CAIA's Career Center is an easy-to-use, comprehensive resource connecting job seekers with employers in the growing AI field. Use your knowledge and credibility to advance your career or build a talented team for your organization. Opportunities targeted to CAIA Charterholders are prioritized.
In order to search for jobs specifically for CAIA Charterholders or those pursuing the CAIA Charter please enter “CAIA” in the search panel.
This will enable you to search for CAIA specific roles globally.
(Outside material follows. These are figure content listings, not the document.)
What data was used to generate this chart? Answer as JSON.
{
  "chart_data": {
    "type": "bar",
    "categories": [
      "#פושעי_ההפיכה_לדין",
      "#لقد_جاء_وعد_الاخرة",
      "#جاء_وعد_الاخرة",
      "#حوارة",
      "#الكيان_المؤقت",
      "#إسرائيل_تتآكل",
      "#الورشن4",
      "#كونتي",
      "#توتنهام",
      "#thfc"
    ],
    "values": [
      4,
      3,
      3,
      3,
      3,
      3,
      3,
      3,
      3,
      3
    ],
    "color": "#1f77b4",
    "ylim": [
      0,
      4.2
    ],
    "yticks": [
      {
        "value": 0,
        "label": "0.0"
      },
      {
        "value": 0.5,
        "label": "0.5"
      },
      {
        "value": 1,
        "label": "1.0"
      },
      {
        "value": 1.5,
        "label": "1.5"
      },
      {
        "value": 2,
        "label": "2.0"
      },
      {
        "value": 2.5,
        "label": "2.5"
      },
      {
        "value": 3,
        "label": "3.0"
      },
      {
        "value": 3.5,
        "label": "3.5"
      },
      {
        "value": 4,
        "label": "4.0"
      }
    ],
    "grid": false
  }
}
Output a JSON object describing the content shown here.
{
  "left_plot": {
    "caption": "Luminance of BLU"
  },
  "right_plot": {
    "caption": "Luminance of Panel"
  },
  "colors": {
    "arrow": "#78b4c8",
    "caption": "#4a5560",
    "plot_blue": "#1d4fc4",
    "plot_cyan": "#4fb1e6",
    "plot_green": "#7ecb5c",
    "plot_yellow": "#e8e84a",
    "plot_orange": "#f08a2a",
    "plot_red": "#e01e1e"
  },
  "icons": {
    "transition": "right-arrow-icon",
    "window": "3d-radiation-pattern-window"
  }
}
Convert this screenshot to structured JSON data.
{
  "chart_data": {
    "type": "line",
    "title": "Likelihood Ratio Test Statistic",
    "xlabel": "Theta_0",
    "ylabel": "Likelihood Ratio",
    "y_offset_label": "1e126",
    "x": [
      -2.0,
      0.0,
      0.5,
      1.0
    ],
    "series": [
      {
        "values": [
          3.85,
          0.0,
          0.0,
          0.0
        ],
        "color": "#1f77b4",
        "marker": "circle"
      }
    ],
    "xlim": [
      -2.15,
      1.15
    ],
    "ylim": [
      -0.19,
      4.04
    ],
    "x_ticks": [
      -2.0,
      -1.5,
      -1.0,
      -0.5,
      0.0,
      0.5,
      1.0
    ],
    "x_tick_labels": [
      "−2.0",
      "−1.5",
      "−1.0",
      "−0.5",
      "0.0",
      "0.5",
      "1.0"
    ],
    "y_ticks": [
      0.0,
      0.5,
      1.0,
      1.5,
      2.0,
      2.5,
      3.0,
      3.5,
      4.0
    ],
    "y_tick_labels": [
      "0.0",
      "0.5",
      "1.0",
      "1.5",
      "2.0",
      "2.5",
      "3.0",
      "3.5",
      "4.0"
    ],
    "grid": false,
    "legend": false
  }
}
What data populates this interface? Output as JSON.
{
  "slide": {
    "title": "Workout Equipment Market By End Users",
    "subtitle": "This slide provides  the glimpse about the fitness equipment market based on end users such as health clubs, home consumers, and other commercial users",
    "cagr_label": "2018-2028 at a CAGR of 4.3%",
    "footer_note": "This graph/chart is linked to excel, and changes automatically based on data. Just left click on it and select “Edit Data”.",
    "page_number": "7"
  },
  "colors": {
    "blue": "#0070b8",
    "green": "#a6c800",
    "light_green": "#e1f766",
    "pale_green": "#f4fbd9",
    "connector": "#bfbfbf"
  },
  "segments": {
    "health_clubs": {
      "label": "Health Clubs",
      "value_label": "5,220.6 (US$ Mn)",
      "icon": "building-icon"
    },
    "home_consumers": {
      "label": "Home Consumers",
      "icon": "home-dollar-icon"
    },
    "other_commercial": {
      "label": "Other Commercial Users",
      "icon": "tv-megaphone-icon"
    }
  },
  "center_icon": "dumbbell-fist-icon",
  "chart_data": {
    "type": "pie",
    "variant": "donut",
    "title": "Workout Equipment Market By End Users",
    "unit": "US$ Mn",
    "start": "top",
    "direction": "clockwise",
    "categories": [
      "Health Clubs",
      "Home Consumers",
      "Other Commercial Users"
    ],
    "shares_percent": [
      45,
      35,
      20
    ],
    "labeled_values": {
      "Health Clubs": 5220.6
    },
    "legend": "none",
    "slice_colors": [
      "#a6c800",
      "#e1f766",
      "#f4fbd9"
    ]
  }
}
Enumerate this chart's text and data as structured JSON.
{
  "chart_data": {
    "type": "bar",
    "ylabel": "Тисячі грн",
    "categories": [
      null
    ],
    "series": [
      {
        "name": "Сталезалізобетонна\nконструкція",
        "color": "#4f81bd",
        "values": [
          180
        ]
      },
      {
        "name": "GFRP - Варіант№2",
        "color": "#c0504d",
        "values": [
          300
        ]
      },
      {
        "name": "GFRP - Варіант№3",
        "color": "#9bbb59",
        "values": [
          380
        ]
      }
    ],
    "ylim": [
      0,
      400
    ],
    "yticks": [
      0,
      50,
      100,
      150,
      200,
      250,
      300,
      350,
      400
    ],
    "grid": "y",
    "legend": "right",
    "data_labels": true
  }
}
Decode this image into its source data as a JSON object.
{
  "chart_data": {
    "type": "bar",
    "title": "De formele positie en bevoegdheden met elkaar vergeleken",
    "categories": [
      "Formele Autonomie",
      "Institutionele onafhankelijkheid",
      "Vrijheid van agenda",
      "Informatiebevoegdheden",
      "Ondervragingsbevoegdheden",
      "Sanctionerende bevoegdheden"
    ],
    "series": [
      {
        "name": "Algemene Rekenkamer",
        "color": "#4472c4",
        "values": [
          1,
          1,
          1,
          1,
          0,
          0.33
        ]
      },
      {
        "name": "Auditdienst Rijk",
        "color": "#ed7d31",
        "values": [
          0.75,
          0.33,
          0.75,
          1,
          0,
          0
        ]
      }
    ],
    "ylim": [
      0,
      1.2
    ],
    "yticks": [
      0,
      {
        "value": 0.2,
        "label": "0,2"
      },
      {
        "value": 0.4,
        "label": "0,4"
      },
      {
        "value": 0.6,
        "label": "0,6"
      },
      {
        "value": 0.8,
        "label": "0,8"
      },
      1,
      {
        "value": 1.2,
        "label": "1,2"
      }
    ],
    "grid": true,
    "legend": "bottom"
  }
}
Capital Stress Testing (CCAR) Market Risk Modeler # 101626
Credit Suisse -
December 23, 2017
New York, New York
We Offer The Market Risk Modeler is a role within the CCAR program, working under the Head of the Challenger Team. The primary responsibilities include developing CCAR Challenger models, overseeing junior modelers, and collaborating with any vendors supplying inputs in the development of Credit Suisse's models. This model development role encompasses the modelers' role throughout the entire model lifecycle, and includes, but is not limited to:
You will work with market risk managers, market risk model developers, front office valuation modelers, CCAR model developers, and the Lines of Business, to define the modeling scope, and to identify challenger or benchmark model requirements
You will formulate, estimate, test and implement models
You will assess the reasonableness of CCAR Champion results by using Challenger models, examining the impacts of modeling issues in the Champion models, or in their underlying assumptions
You will socialize Challenger models and results with functional model owners and all other critical stakeholders
You will write technical model methodology documentation, as well as analytical assessment documents
You will interact with Model Risk Management during model validation
You will assist in any BRDs (Business Requirement Documents) needed to meet implementation requirements
You will participate in review and challenge sessions
You will assist in functional model owners, as well as Model Risk Management, in ongoing model performance monitoring and review
You will lead or working with modelers to maintain and redevelop CCAR Challenger models as necessary
Role & Responsibilities
You will develop methods and tools to assess the reasonableness of CCAR Champion model results
You will document model methodology and related processes, as well as assessments of Champion model results
You will develop tools to facilitate testing, as well as ongoing performance monitoring of models
You will develop and execute ongoing maintenance of CCAR models for instantaneous loss (i.e. trading mark-to-market loss, trading issuer default loss, counterparty default loss, credit valuation default loss) and 9Q market risk RWA projections (i.e. VaR/SVaR, Standardized Specific Market Risk (SSMR), and the Simple Supervisory Formula Approach (SSFA) for securitized products)
You will supervise internal teams of junior modelers to ensure that standards for projections model development are met
You will collaborate with internal and external teams responsible for oversight, development, implementation, and review of projections models
You will Liaise with CSH USA's independent model review and validation function, and address any required remediation
Credit Suisse maintains a Working Flexibility Policy, subject to the terms as set forth in the Credit Suisse United States Employment Handbook.
You have at least four years of risk management, valuation or risk model development, econometric modelling or risk analysis experience within the financial industry, preferably with prior CCAR / stress-testing experience. Key skills include risk management, risk modeling, econometric time-series modelling, financial forecasting, or Monte Carlo simulation.
You have a Master's degree in a quantitative discipline (Economics, Mathematics, Engineering, Statistics, Physics, etc.). A PhD in these disciplines would be a valuable plus.
You have advanced proficiency in R, Excel, and VBA. Additional experience with similar tools, such as Matlab, SAS, Stata, and SPSS would be beneficial.
You have excellent written skills, ability to compose well-structured technical model methodology documentation.
You have excellent verbal communication and presentation skills, ability to engage in concise, effective discussions.
You are comfortable implementing models in R, and carrying out tactical software development to interface with existing technology/modeling infrastructure.